It surprised some imaging professionals when a recent analysis published in the American Journal of Roentgenology called for the decades-old practice of patient shielding during medical imaging examinations to come to an end. To learn more about the proposal, Radiology Business spoke with that article’s two co-authors, Rebecca M. Marsh, PhD, and Michael Silosky, MS, who are both medical physicists at the University of Colorado School of Medicine in Aurora, Colorado.
Read below for the full conversation:
Is patient shielding a topic that has been on your radar for a long time now?
Michael Silosky: Our interest developed over the last five years or so, mainly based on conversations we had with other healthcare professionals and physicists. For example, we have some technologist training programs in the area, and those students occasionally visit our facility. We typically get a lot of questions about patient shielding during x-rays, and one student asked me specifically what difference it makes if we are already collimating. I replied that it makes very little difference, or none at all, and the representative from the training program was taken aback that I said that. We spent some time talking about it, and I realized how ingrained the practice is into technologist training. It’s at odds with how the medical physics community views the subject, and it started making me want to look into it a bit further.
What is the biggest argument in favor of abandoning the practice of patient shielding?

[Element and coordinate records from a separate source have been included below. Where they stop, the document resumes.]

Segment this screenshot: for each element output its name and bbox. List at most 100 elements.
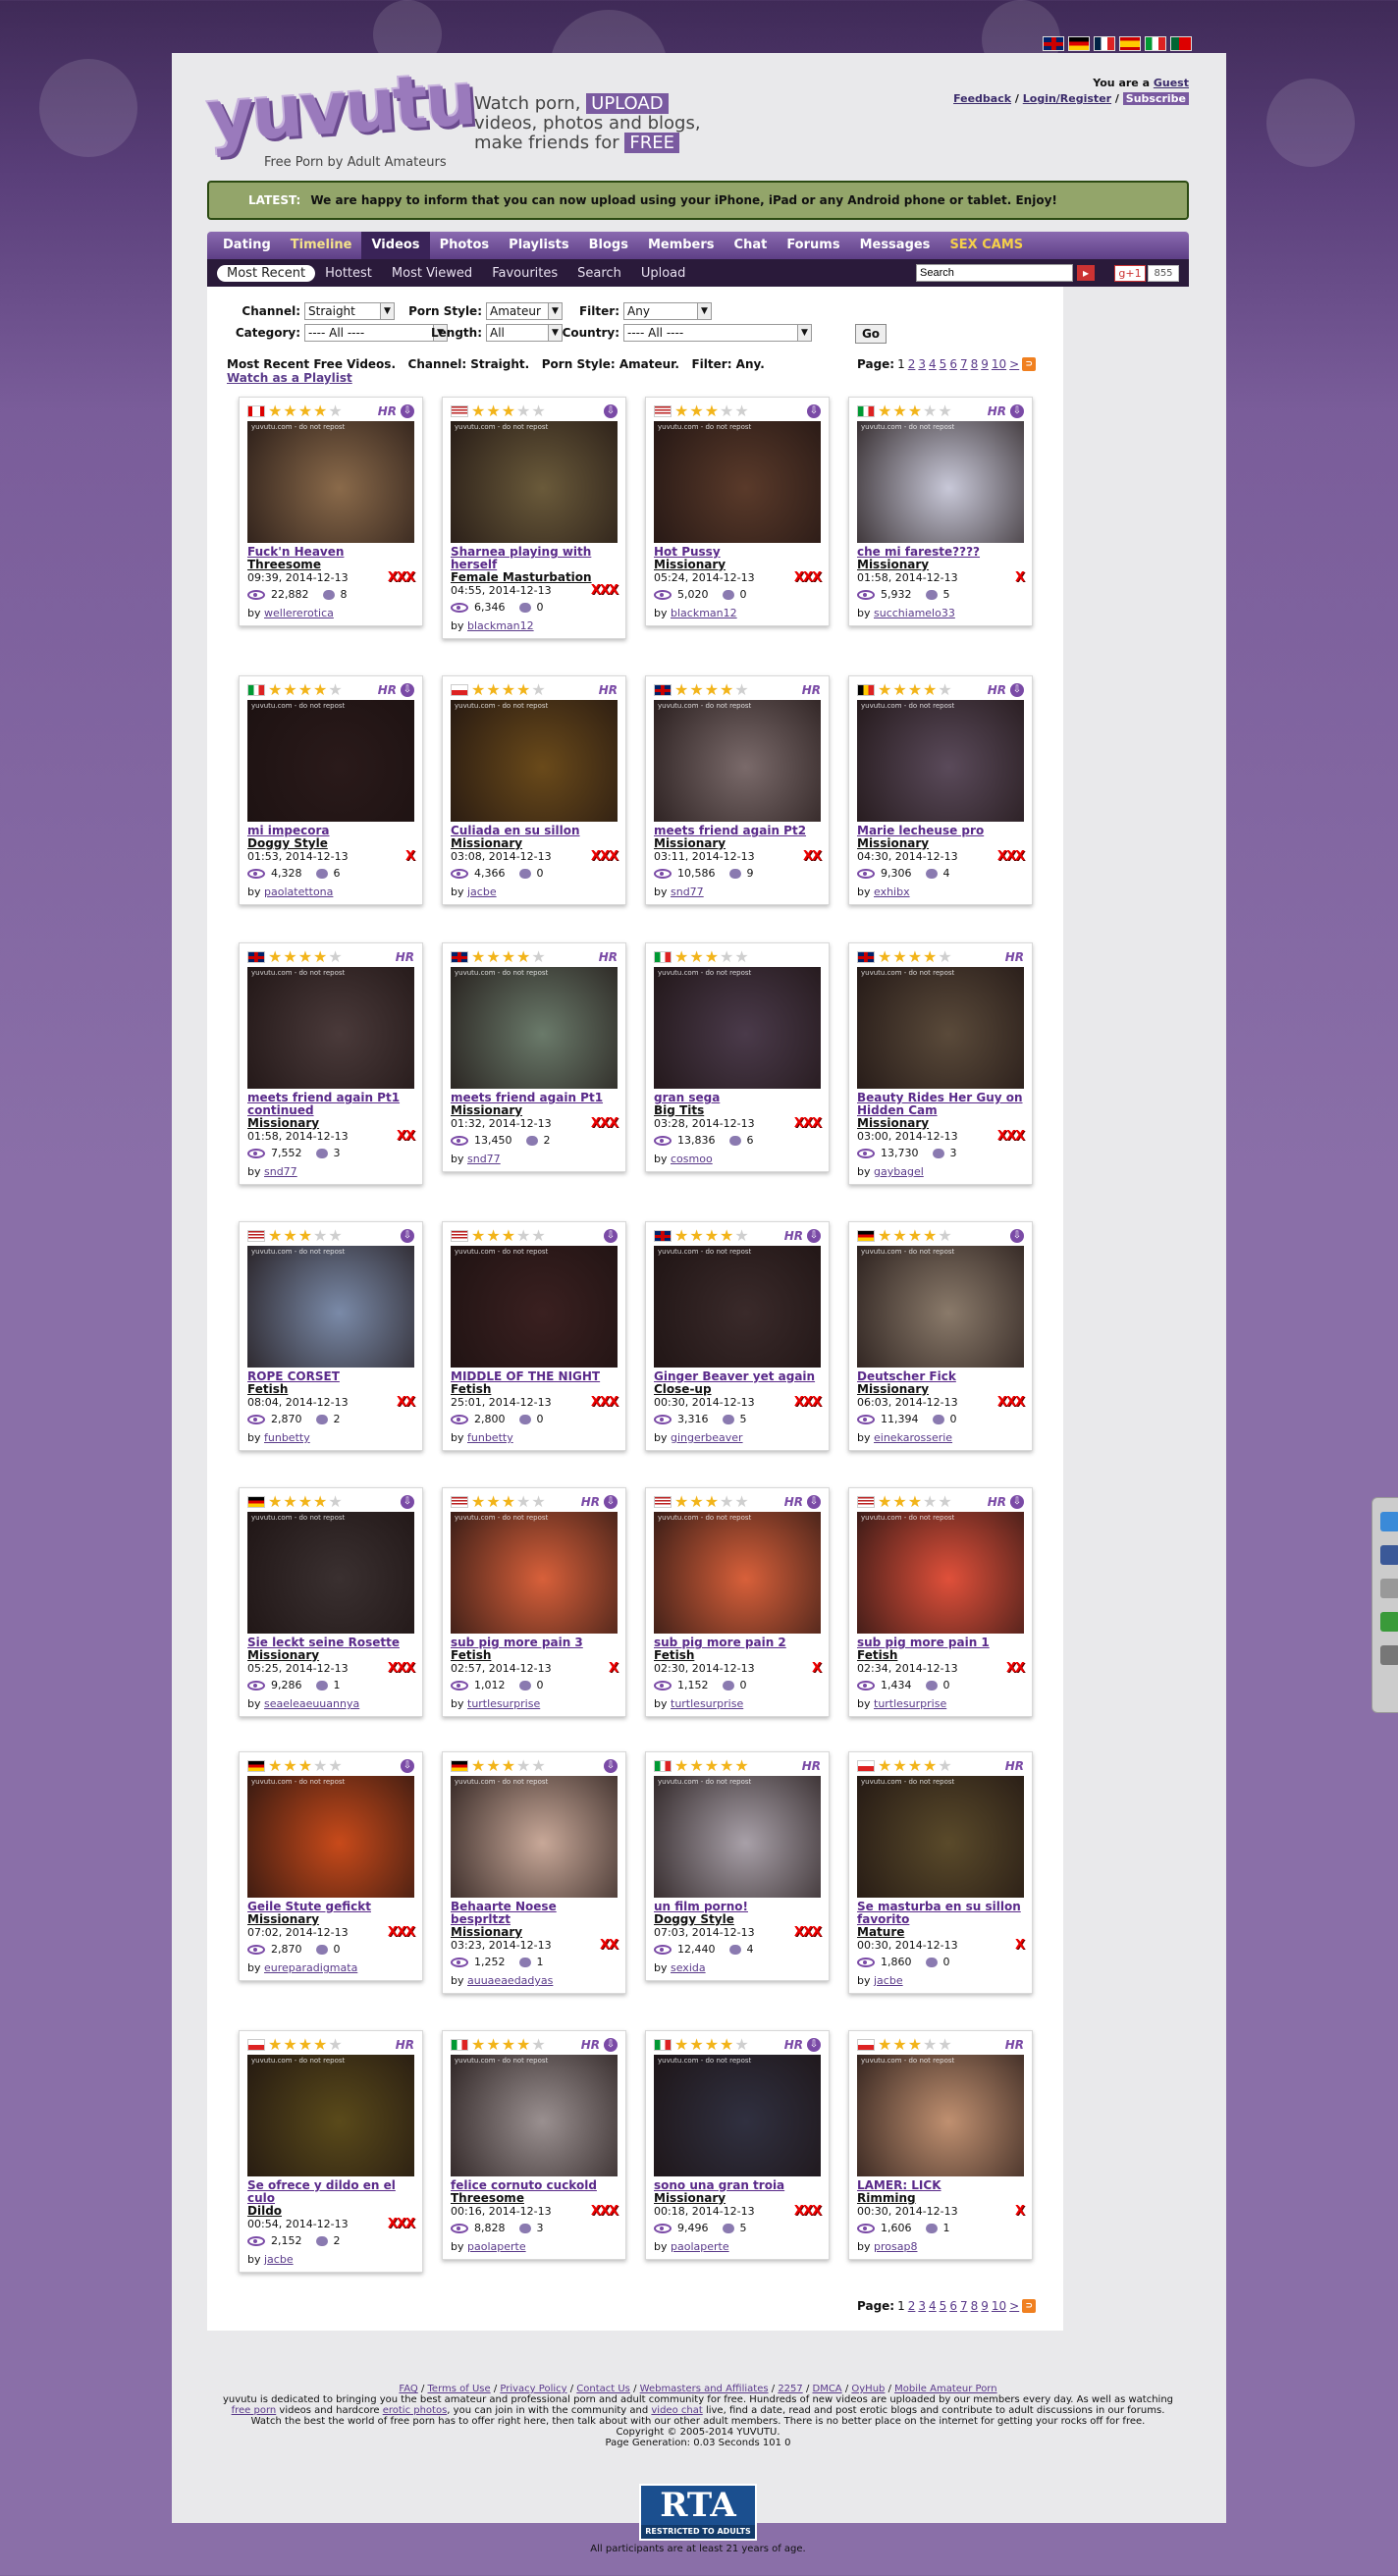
rating-stars[interactable]: ★ ★ ★ ★ ★ [878, 1758, 952, 1774]
footer-link-privacy-policy[interactable]: Privacy Policy [500, 2384, 566, 2394]
footer-link-mobile-amateur-porn[interactable]: Mobile Amateur Porn [894, 2384, 996, 2394]
download-icon[interactable]: ⇩ [1010, 683, 1024, 697]
share-icon[interactable] [1380, 1612, 1398, 1632]
page-link[interactable]: 10 [992, 357, 1006, 371]
footer-link-2257[interactable]: 2257 [778, 2384, 802, 2394]
free-porn-link[interactable]: free porn [232, 2405, 277, 2416]
page-link[interactable]: 8 [971, 2299, 979, 2313]
flag-fr-icon[interactable] [1094, 36, 1115, 51]
video-category-link[interactable]: Fetish [654, 1649, 821, 1662]
subnav-hottest[interactable]: Hottest [315, 266, 382, 281]
download-icon[interactable]: ⇩ [401, 1495, 414, 1509]
video-title-link[interactable]: Se masturba en su sillon favorito [857, 1901, 1024, 1926]
video-category-link[interactable]: Doggy Style [247, 837, 414, 850]
video-thumbnail[interactable]: yuvutu.com - do not repost [857, 2055, 1024, 2176]
download-icon[interactable]: ⇩ [807, 404, 821, 418]
flag-pt-icon[interactable] [1170, 36, 1192, 51]
rating-stars[interactable]: ★ ★ ★ ★ ★ [471, 403, 546, 419]
video-category-link[interactable]: Missionary [654, 837, 821, 850]
uploader-link[interactable]: jacbe [467, 886, 497, 898]
rating-stars[interactable]: ★ ★ ★ ★ ★ [268, 949, 343, 965]
page-link[interactable]: 7 [960, 357, 968, 371]
share-widget[interactable] [1371, 1497, 1398, 1713]
rating-stars[interactable]: ★ ★ ★ ★ ★ [878, 682, 952, 698]
flag-es-icon[interactable] [1119, 36, 1141, 51]
nav-item-videos[interactable]: Videos [361, 232, 430, 259]
uploader-link[interactable]: snd77 [467, 1153, 501, 1165]
nav-item-blogs[interactable]: Blogs [579, 232, 638, 259]
video-category-link[interactable]: Fetish [857, 1649, 1024, 1662]
uploader-link[interactable]: sexida [671, 1961, 706, 1974]
page-link[interactable]: 3 [918, 357, 926, 371]
rating-stars[interactable]: ★ ★ ★ ★ ★ [878, 2037, 952, 2053]
download-icon[interactable]: ⇩ [604, 404, 618, 418]
video-thumbnail[interactable]: yuvutu.com - do not repost [654, 421, 821, 543]
uploader-link[interactable]: snd77 [671, 886, 704, 898]
rating-stars[interactable]: ★ ★ ★ ★ ★ [471, 1758, 546, 1774]
page-link[interactable]: > [1009, 357, 1019, 371]
page-link[interactable]: 4 [929, 2299, 937, 2313]
subnav-upload[interactable]: Upload [631, 266, 696, 281]
download-icon[interactable]: ⇩ [807, 1495, 821, 1509]
page-link[interactable]: 2 [908, 357, 916, 371]
download-icon[interactable]: ⇩ [1010, 1229, 1024, 1243]
download-icon[interactable]: ⇩ [401, 683, 414, 697]
video-thumbnail[interactable]: yuvutu.com - do not repost [654, 967, 821, 1089]
rating-stars[interactable]: ★ ★ ★ ★ ★ [268, 1758, 343, 1774]
subnav-search[interactable]: Search [567, 266, 631, 281]
footer-link-webmasters-and-affiliates[interactable]: Webmasters and Affiliates [640, 2384, 769, 2394]
page-link[interactable]: 5 [940, 357, 947, 371]
login-register-link[interactable]: Login/Register [1023, 92, 1111, 105]
subnav-favourites[interactable]: Favourites [482, 266, 567, 281]
video-category-link[interactable]: Missionary [857, 559, 1024, 571]
go-button[interactable]: Go [855, 324, 887, 344]
nav-item-messages[interactable]: Messages [850, 232, 941, 259]
rating-stars[interactable]: ★ ★ ★ ★ ★ [674, 1758, 749, 1774]
uploader-link[interactable]: blackman12 [467, 619, 534, 632]
rating-stars[interactable]: ★ ★ ★ ★ ★ [268, 1494, 343, 1510]
uploader-link[interactable]: succhiamelo33 [874, 607, 955, 619]
feedback-link[interactable]: Feedback [953, 92, 1011, 105]
video-thumbnail[interactable]: yuvutu.com - do not repost [654, 1776, 821, 1898]
download-icon[interactable]: ⇩ [807, 2038, 821, 2052]
rating-stars[interactable]: ★ ★ ★ ★ ★ [674, 1494, 749, 1510]
video-thumbnail[interactable]: yuvutu.com - do not repost [451, 1776, 618, 1898]
footer-link-contact-us[interactable]: Contact Us [576, 2384, 630, 2394]
nav-item-playlists[interactable]: Playlists [499, 232, 578, 259]
rating-stars[interactable]: ★ ★ ★ ★ ★ [471, 1228, 546, 1244]
video-category-link[interactable]: Fetish [247, 1383, 414, 1396]
uploader-link[interactable]: wellererotica [264, 607, 334, 619]
channel-select[interactable]: Straight ▼ [304, 302, 395, 320]
google-plus-button[interactable]: g+1 [1114, 265, 1146, 282]
video-thumbnail[interactable]: yuvutu.com - do not repost [857, 1512, 1024, 1634]
page-link[interactable]: 9 [981, 357, 989, 371]
page-link[interactable]: 7 [960, 2299, 968, 2313]
download-icon[interactable]: ⇩ [401, 1229, 414, 1243]
download-icon[interactable]: ⇩ [604, 1229, 618, 1243]
footer-link-faq[interactable]: FAQ [399, 2384, 417, 2394]
filter-select[interactable]: Any ▼ [623, 302, 712, 320]
video-thumbnail[interactable]: yuvutu.com - do not repost [857, 1776, 1024, 1898]
video-thumbnail[interactable]: yuvutu.com - do not repost [654, 1512, 821, 1634]
uploader-link[interactable]: eureparadigmata [264, 1961, 357, 1974]
rating-stars[interactable]: ★ ★ ★ ★ ★ [878, 403, 952, 419]
nav-item-sex-cams[interactable]: SEX CAMS [940, 232, 1033, 259]
search-go-button[interactable]: ▸ [1077, 265, 1095, 281]
nav-item-chat[interactable]: Chat [725, 232, 778, 259]
video-thumbnail[interactable]: yuvutu.com - do not repost [451, 967, 618, 1089]
page-link[interactable]: 5 [940, 2299, 947, 2313]
video-title-link[interactable]: Sharnea playing with herself [451, 546, 618, 571]
uploader-link[interactable]: funbetty [264, 1431, 310, 1444]
video-thumbnail[interactable]: yuvutu.com - do not repost [247, 967, 414, 1089]
watch-as-playlist-link[interactable]: Watch as a Playlist [227, 371, 352, 385]
download-icon[interactable]: ⇩ [401, 1759, 414, 1773]
uploader-link[interactable]: paolaperte [467, 2240, 526, 2253]
video-thumbnail[interactable]: yuvutu.com - do not repost [654, 2055, 821, 2176]
video-thumbnail[interactable]: yuvutu.com - do not repost [654, 1246, 821, 1368]
video-category-link[interactable]: Fetish [451, 1649, 618, 1662]
footer-link-terms-of-use[interactable]: Terms of Use [428, 2384, 491, 2394]
video-title-link[interactable]: Behaarte Noese besprltzt [451, 1901, 618, 1926]
video-thumbnail[interactable]: yuvutu.com - do not repost [247, 421, 414, 543]
video-title-link[interactable]: Se ofrece y dildo en el culo [247, 2179, 414, 2205]
page-link[interactable]: 4 [929, 357, 937, 371]
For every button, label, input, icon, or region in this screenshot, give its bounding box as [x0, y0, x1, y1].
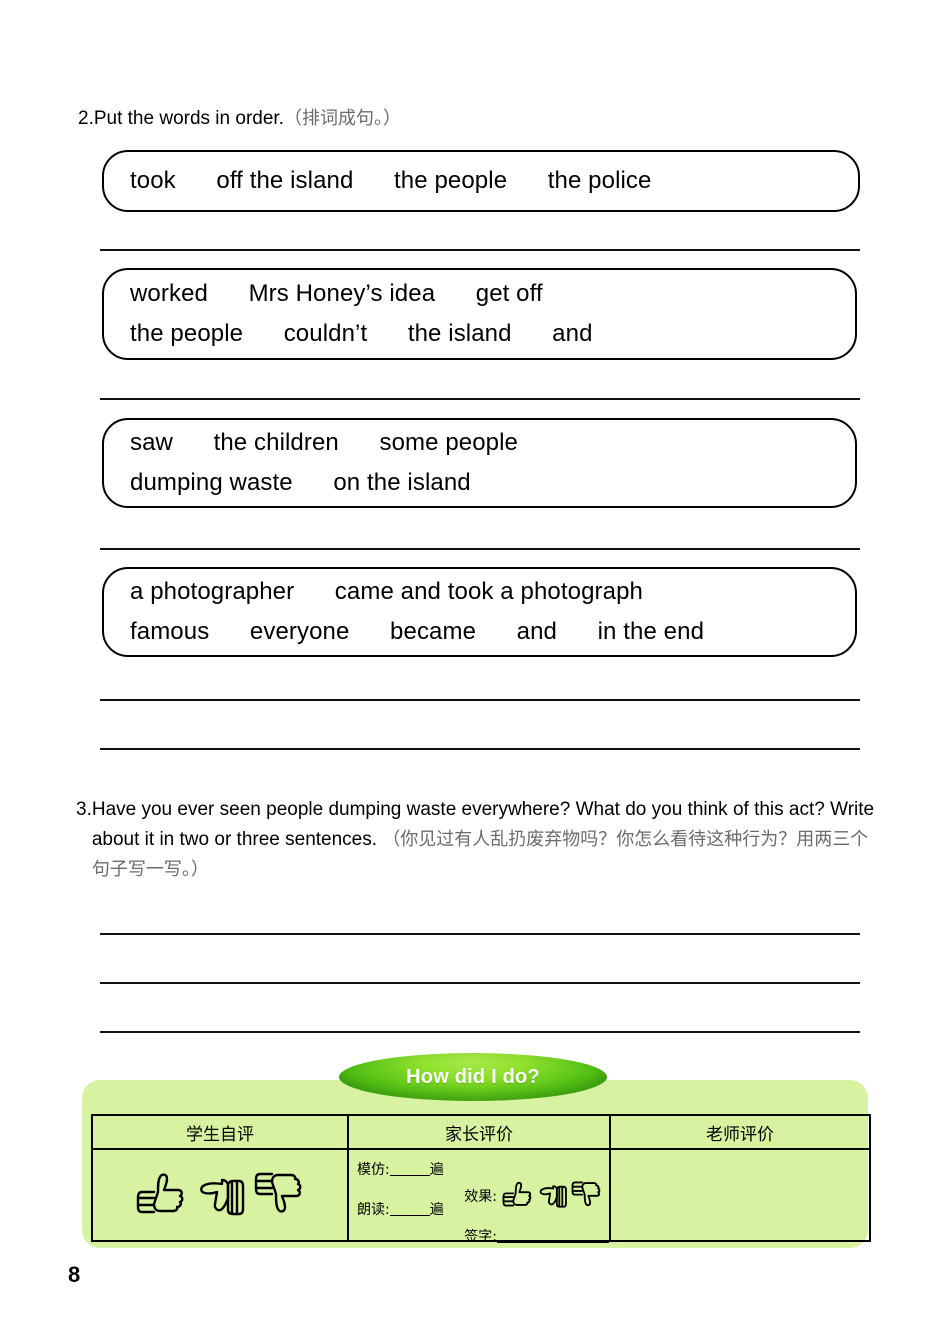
- writing-rule-1: [100, 933, 860, 935]
- question-2-english: Put the words in order.: [93, 108, 284, 129]
- table-body-row: 模仿: 遍 朗读: 遍 效果: 签字:: [91, 1148, 871, 1245]
- answer-rule-4: [100, 699, 860, 701]
- parent-evaluation-cell[interactable]: 模仿: 遍 朗读: 遍 效果: 签字:: [347, 1148, 611, 1245]
- thumb-rating-group[interactable]: [93, 1170, 347, 1221]
- imitate-unit: 遍: [429, 1162, 444, 1178]
- question-3-text: Have you ever seen people dumping waste …: [92, 795, 876, 885]
- answer-rule-3: [100, 548, 860, 550]
- imitate-blank[interactable]: [389, 1175, 430, 1176]
- parent-effect-and-signature: 效果: 签字:: [460, 1150, 609, 1245]
- thumbs-sideways-icon[interactable]: [535, 1180, 569, 1212]
- header-teacher-evaluation: 老师评价: [609, 1114, 871, 1150]
- question-2-text: Put the words in order.（排词成句。）: [94, 104, 401, 134]
- how-did-i-do-banner: How did I do?: [339, 1053, 607, 1101]
- parent-practice-fields: 模仿: 遍 朗读: 遍: [349, 1150, 460, 1240]
- question-2-heading: 2. Put the words in order.（排词成句。）: [78, 104, 878, 134]
- student-self-evaluation-cell[interactable]: [91, 1148, 349, 1242]
- effect-thumb-rating-group[interactable]: [501, 1180, 603, 1212]
- worksheet-page: 2. Put the words in order.（排词成句。） took o…: [0, 0, 950, 1336]
- imitate-field[interactable]: 模仿: 遍: [357, 1159, 460, 1179]
- word-scramble-line: dumping waste on the island: [130, 469, 471, 496]
- thumbs-down-icon[interactable]: [252, 1170, 306, 1221]
- word-scramble-line: the people couldn’t the island and: [130, 320, 593, 347]
- word-scramble-line: saw the children some people: [130, 429, 518, 456]
- page-number: 8: [68, 1262, 81, 1287]
- writing-rule-2: [100, 982, 860, 984]
- word-scramble-line: a photographer came and took a photograp…: [130, 578, 643, 605]
- answer-rule-1: [100, 249, 860, 251]
- question-3-number: 3.: [76, 799, 92, 820]
- answer-rule-5: [100, 748, 860, 750]
- word-scramble-line: worked Mrs Honey’s idea get off: [130, 280, 543, 307]
- effect-field[interactable]: 效果:: [464, 1180, 609, 1212]
- teacher-evaluation-cell[interactable]: [609, 1148, 871, 1242]
- question-2-chinese: （排词成句。）: [283, 108, 401, 129]
- read-aloud-field[interactable]: 朗读: 遍: [357, 1199, 460, 1219]
- how-did-i-do-label: How did I do?: [406, 1065, 540, 1088]
- word-scramble-box-3: saw the children some people dumping was…: [102, 418, 857, 508]
- question-2-number: 2.: [78, 108, 94, 129]
- word-scramble-line: famous everyone became and in the end: [130, 618, 705, 645]
- imitate-label: 模仿:: [357, 1162, 390, 1178]
- thumbs-down-icon[interactable]: [570, 1180, 603, 1212]
- writing-rule-3: [100, 1031, 860, 1033]
- read-aloud-unit: 遍: [429, 1202, 444, 1218]
- read-aloud-blank[interactable]: [389, 1215, 430, 1216]
- answer-rule-2: [100, 398, 860, 400]
- signature-label: 签字:: [464, 1229, 497, 1245]
- signature-blank[interactable]: [497, 1242, 609, 1243]
- word-scramble-box-4: a photographer came and took a photograp…: [102, 567, 857, 657]
- word-scramble-box-2: worked Mrs Honey’s idea get off the peop…: [102, 268, 857, 360]
- read-aloud-label: 朗读:: [357, 1202, 390, 1218]
- header-student-self-evaluation: 学生自评: [91, 1114, 349, 1150]
- word-scramble-line: took off the island the people the polic…: [130, 167, 652, 194]
- thumbs-up-icon[interactable]: [134, 1170, 188, 1221]
- header-parent-evaluation: 家长评价: [347, 1114, 611, 1150]
- thumbs-sideways-icon[interactable]: [192, 1170, 248, 1221]
- word-scramble-box-1: took off the island the people the polic…: [102, 150, 860, 212]
- effect-label: 效果:: [464, 1189, 497, 1205]
- parent-fields-layout: 模仿: 遍 朗读: 遍 效果: 签字:: [349, 1150, 609, 1245]
- thumbs-up-icon[interactable]: [501, 1180, 534, 1212]
- signature-field[interactable]: 签字:: [464, 1226, 609, 1246]
- table-header-row: 学生自评 家长评价 老师评价: [91, 1114, 871, 1150]
- question-3-heading: 3. Have you ever seen people dumping was…: [76, 795, 876, 885]
- assessment-table: 学生自评 家长评价 老师评价 模仿: 遍 朗读: 遍 效果: 签字:: [91, 1114, 871, 1245]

Rebecca M. Marsh: I want to start my answer by reminding everyone that the overarching goal of any diagnostic imaging is to generate images that can guide the clinical care of the patient. We have to look at patient shielding in that context. The single biggest argument in favor of abandoning the practice is that it provides no benefit to the patient, but increases the risk that we’ll fail to meet that underlying goal of producing a quality image.
Patient shielding increases the risk that an exam will need to be repeated—which means additional radiation exposure—or that the image quality will be degraded. What’s even more problematic is that shielding can cover up anatomy the physician may need to see. If there were no benefits and no associated risks, then one could argue that patient shielding doesn’t harm anyone. But there are a lot of things that can happen, and we need to address the risks associated with this practice.
When you speak with other professionals that know a lot about patient shielding, do you find that they tend to agree or disagree with you?
MS: If we’re speaking with other medical physicists, it seems that everyone is on the same page. It’s very different when speaking with other healthcare professionals. Opinions are really mixed when it comes to technologists—there are some who are supportive, who say our arguments make sense, and there are those who are strongly opposed. People tend to respond very emotionally about this.
RM: It’s worth mentioning that we’ve implemented this at the institution where we both work. So we were able to talk it over with nursing staff, technologists, radiologists and other physicians. Deciding to move forward and not shield patients has generated a lot of conversations, and we have received a lot of good feedback about the best way to do this.
If a facility chooses to not use patient shielding, what would providers need to change in their daily practice to ease any potential patient concerns?
RM: The first big thing is education. Like I said, we talked to a lot of people about this before we decided to implement. We even brought in physicists and technologists from other sites to make it a collaborative process. The other big thing is developing a list of F.A.Q.s based on questions stakeholders have received over the years when it comes to patient shielding. We worked with everyone at our institution on how to answer certain questions. We also provide support through a “Dial a Physicist Hotline,” which allows the schedulers and technologists to call and ask a representative—usually, me—any questions they may not feel comfortable answering.
MS: Also, when our patients arrive in the radiology department, we talk to them about it right away during their introduction to the exam. As the technologist is going over the basics of the exam with the patient, they explain why we aren’t shielding. We let patients know that we are doing this because we believe it is best for their care and not out of negligence.
You note at the end of your analysis that technologists should still be allowed to provide shielding in certain circumstances. Can you detail an example of such a scenario?
RM: As we know, patient care doesn’t always consist of ideal circumstances. Even now, under our new policy, it may be appropriate to offer shielding because the patient refuses to undergo a medically indicated imaging exam without it. Imagine a pregnant patient shows up in the ER with a suspected pulmonary embolism. We know that shielding the patient’s abdomen has an associated risk, but if the patient is anxious and refuses to have the scan without the shielding, in this case, the benefit of having the exam outweighs the risk of using patient shielding.
Since your analysis was published online, it has generated a fair amount of discussion. Do you have any thoughts about the back-and-forth conversations you two have sparked?
RM: I think everyone involved in this conversation wants to do what is best for patient care, even if there is a bit of disagreement about what that might be. We are all on the same side. What we are trying to do is view the issue of patient shielding in the context of today’s technology and scientific knowledge.